Cuanto más decimos que la familia está al borde del colapso más, en realidad, se fortalecen sus lazos. Hay más interdependencia (emocional, no estoy hablando de cuestiones económicas) entre nuestros padres y nosotros que la que hay entre ellos y nuestros abuelos, y seguramente menos de la que habrá entre nosotros y nuestros hijos (si es que algún día esta generación alcanza la suficiente estabilidad económica para tenerlos). Esta cuestión la toca de pasada August durante la fabulosa secuencia de la cena familiar. Ante las quejas de sus hijas por el trato que les dispensó su madre durante su infancia esta responde hablando de la suya, de la terrible relación con su madre, ya no de la frialdad de su relación, sino directamente de la agresividad que la presidía. Más adelante, el personaje de Meryl Streep les dice a sus tres hijas, lacónicamente, que quizás eso es lo que ha heredado de su madre. Esa maldición/necesidad de devorar a sus crías. Y quizás su hija mayor (Julia Roberts, fantástica, en uno de los mejores trabajos de su carrera) lo haya heredado también. Quizás toda esa fuerza volcánica, ese odio, ese rencor, es una maldición familiar que corre por los genes y se traspasa de generación en generación, creando madres que de tanto amar a sus hijos los asfixian en sus ansias de control. 


Esta película dirigida por John Wells, sin mucha personalidad pero con solvencia, es por lo tanto una gran reflexión sobre la familia como estado de sitio, como cárcel de la que no es posible escapar. En esta película no hay mucho sitio para la esperanza, la familia es una condena a cadena perpetua. Cuando la hija del medio (Julianne Nicholson, la más contenida y aún así la que más desgarra de todo el reparto) dice que la familia no es más que un grupo de personas unidas por estrictos lazos biológicos se equivoca al restarle importancia a ese hecho. Letts acaba demostrándonos que la unión genética viene acompañada de algo más, algo que quizás no sea producto ni de la convivencia ni del cariño, algo espeso que se mueve por las entrañas impregnándolo todo. No hay posibilidad de escapar de la familia, porque la familia está dentro de ti desde que naces.
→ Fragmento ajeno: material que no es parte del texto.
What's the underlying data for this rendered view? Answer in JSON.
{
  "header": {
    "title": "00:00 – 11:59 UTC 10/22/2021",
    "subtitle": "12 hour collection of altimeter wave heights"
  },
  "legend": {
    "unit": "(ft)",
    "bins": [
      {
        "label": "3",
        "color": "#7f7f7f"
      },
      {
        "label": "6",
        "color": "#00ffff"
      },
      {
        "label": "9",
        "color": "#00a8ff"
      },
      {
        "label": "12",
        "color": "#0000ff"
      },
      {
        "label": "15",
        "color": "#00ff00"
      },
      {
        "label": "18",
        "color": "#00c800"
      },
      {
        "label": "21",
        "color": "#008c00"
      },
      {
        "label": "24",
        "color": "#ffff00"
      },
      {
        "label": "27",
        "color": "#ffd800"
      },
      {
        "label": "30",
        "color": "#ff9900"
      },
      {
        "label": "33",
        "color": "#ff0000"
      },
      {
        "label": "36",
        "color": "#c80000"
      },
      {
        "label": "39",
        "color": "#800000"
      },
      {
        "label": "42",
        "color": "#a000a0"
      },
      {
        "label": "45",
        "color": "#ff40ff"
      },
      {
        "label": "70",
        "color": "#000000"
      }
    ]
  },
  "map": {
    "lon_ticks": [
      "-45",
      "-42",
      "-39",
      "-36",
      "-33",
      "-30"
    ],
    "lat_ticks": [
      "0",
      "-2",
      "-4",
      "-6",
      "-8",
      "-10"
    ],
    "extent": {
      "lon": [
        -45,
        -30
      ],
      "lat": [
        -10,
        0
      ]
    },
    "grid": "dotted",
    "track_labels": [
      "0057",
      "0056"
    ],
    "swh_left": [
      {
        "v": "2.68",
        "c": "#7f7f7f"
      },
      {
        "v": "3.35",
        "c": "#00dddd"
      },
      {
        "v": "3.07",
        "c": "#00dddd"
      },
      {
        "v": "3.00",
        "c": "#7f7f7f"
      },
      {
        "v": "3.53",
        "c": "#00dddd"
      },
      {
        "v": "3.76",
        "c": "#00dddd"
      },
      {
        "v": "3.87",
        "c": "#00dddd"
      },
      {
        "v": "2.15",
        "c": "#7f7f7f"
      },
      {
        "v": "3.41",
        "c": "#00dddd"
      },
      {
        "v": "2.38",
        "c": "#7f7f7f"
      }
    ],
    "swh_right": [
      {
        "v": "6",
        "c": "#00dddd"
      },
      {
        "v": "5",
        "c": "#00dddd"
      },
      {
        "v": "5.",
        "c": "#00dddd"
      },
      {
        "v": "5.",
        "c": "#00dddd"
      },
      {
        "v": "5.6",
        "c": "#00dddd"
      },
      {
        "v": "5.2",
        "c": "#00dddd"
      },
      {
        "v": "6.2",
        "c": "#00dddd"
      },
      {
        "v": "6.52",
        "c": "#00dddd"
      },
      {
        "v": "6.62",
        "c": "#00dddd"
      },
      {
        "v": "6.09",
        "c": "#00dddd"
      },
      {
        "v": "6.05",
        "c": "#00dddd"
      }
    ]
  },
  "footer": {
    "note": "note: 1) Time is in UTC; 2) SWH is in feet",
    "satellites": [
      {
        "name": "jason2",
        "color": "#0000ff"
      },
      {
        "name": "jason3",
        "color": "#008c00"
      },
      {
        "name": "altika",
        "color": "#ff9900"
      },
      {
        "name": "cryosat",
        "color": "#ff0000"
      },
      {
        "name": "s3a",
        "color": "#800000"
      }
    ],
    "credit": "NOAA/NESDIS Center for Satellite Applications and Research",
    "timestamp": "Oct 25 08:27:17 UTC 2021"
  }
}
Si August no duele es porque no persigue que nos encariñemos con sus personajes. Es una historia tan agria, que se mueve por lugares tan oscuros, que hace difícil amar a unos personajes llenos de miseria. No tengo muy claro si esa decisión es un acierto o un error, sólo sé que la película funciona, a pesar de que su clímax, la cena familiar de 20 minutos, esté situada en medio del metraje, condenando al film a deslizarse lentamente cuesta abajo durante los 40 minutos restantes, aun habiendo en ellos varios picos de cruda tensión. Si la primera parte es una comedia negra, tras la cena (o más bien en el transcurso de la misma) la historia torna en un drama familiar que quizás carga demasiado las tintas en alguno de los temas que expone. Si la primera parte es de Meryl Streep, la segunda lo es de Julia Roberts, lo cual no justifica una secuencia final diferente a la de la obra de teatro que no aporta absolutamente nada a una historia que de tanto desgañitarse termina con la voz rota.